As a historian, Sanders said, one has a unique ability in selecting what to research. As a black Catholic, she said, it became important to her to research the history that was personal to her and her upbringing.

When we talk about the history of American education, we have to realize that it’s not just one history and education doesn’t mean one thing … As I gather data, it inspires me to continue searching for more data.”

Her book delves into the role of segregation in black Catholic education and what it meant for the faith. She said some researchers argue that Catholics didn’t push for integrated schools to avoid attention to their already unpopular faith practice.

“Some scholars argue that if you’re a persecuted group yourself, or a group that’s on the fringe, then maybe one of the last things you want to do is align yourself with another dominated group,” she said. “Especially a group that is so despised in the United States.”

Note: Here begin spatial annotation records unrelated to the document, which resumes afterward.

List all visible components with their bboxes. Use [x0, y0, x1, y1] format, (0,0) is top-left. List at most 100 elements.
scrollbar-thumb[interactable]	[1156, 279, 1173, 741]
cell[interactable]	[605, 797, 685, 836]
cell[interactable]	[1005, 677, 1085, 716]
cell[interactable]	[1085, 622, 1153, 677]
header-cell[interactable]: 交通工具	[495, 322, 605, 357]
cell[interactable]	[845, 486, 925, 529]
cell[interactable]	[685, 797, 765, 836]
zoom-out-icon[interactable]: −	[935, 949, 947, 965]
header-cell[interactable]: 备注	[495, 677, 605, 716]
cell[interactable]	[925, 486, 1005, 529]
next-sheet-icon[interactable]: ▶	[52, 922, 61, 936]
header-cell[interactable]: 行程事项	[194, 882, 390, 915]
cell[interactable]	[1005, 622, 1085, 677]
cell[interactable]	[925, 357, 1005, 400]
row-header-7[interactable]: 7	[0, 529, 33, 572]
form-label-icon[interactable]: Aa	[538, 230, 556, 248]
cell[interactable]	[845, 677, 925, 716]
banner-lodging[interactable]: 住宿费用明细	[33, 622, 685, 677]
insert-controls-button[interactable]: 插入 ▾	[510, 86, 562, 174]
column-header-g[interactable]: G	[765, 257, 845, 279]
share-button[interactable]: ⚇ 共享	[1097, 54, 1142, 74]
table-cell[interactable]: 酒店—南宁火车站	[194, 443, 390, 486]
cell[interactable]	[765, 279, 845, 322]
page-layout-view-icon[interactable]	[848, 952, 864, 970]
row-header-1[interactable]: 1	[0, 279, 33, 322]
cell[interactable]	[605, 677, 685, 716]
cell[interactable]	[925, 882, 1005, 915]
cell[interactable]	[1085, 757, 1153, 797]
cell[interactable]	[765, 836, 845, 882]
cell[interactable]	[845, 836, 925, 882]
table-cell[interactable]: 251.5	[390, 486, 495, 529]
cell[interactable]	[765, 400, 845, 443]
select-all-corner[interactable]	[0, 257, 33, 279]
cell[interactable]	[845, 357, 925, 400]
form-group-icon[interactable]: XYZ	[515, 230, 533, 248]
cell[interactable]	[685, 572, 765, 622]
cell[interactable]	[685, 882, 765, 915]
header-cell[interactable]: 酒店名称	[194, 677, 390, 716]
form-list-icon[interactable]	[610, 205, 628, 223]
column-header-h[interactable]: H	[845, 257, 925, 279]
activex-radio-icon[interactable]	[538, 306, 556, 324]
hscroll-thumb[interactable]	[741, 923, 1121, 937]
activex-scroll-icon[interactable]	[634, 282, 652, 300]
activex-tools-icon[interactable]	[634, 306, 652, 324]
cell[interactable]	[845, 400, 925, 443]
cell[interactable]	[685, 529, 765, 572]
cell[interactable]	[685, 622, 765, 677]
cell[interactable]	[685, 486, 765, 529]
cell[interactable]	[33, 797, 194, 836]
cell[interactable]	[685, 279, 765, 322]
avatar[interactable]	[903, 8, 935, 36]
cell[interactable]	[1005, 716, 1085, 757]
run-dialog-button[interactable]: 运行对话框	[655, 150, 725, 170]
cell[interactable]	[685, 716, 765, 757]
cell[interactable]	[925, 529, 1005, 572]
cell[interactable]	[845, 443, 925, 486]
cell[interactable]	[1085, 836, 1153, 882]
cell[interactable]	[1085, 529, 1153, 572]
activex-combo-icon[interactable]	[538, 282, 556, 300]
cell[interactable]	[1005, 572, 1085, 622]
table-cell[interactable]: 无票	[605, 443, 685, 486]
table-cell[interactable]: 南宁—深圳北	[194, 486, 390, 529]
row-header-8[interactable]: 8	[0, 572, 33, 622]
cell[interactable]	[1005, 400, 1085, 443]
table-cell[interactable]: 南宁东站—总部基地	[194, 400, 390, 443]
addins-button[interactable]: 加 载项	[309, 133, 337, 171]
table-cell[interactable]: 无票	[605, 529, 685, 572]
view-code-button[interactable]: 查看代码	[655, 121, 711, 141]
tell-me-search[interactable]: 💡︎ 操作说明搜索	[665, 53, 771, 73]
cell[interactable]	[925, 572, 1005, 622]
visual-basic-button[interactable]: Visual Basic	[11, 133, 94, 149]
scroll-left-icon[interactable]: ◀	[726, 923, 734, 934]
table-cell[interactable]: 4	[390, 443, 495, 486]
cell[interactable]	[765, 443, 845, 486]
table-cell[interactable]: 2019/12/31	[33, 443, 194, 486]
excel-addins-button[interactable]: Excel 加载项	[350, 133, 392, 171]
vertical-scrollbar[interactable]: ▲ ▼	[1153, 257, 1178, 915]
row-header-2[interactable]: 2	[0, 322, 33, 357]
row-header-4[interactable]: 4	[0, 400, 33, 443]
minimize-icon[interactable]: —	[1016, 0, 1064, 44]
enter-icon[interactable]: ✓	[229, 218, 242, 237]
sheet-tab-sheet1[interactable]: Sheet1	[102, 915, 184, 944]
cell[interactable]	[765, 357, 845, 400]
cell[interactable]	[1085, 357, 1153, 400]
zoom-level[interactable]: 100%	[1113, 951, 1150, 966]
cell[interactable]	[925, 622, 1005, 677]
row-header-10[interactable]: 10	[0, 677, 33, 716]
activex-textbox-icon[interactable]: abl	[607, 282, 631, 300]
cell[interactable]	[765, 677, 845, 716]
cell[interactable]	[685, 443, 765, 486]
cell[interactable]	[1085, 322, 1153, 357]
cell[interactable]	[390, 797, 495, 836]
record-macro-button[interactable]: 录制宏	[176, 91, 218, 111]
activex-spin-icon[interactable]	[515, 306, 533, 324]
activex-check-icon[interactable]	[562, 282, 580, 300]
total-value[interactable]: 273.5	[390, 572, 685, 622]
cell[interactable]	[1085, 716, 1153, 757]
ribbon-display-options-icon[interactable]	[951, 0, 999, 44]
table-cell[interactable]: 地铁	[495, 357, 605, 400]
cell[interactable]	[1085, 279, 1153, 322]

Sanders said that integration of schools was somewhat of a “big elephant in the room” the Catholic Church didn’t want to touch. There are even some researchers who argue the Catholic Church is a racist institution and that is why they were hesitant to integrate blacks and whites, she said.

UI Professor Kristy Nabhan-Warren, a colleague of Sanders, said her own research focuses on a similar topic, Latino groups and Catholicism. Her research, like Sanders’, studies Catholic institutions’ involvement with minority groups, she said.

“There hasn’t been a lot on black Catholic education … there’s been some work done on you know, racism in the Catholic Church,” Nabhan-Warren said. “But what Katrina seems to be doing her intervention … is … looking at that whole spectrum that I don’t necessarily other scholars doing.”

Sanders’ book, she said, is giving context to the Catholic Church and the relationship to black people.

“When we talk about the history of American education, we have to realize that it’s not just one history and education doesn’t mean one thing …” Sanders said. “As I gather data, it inspires me to continue searching for more data.”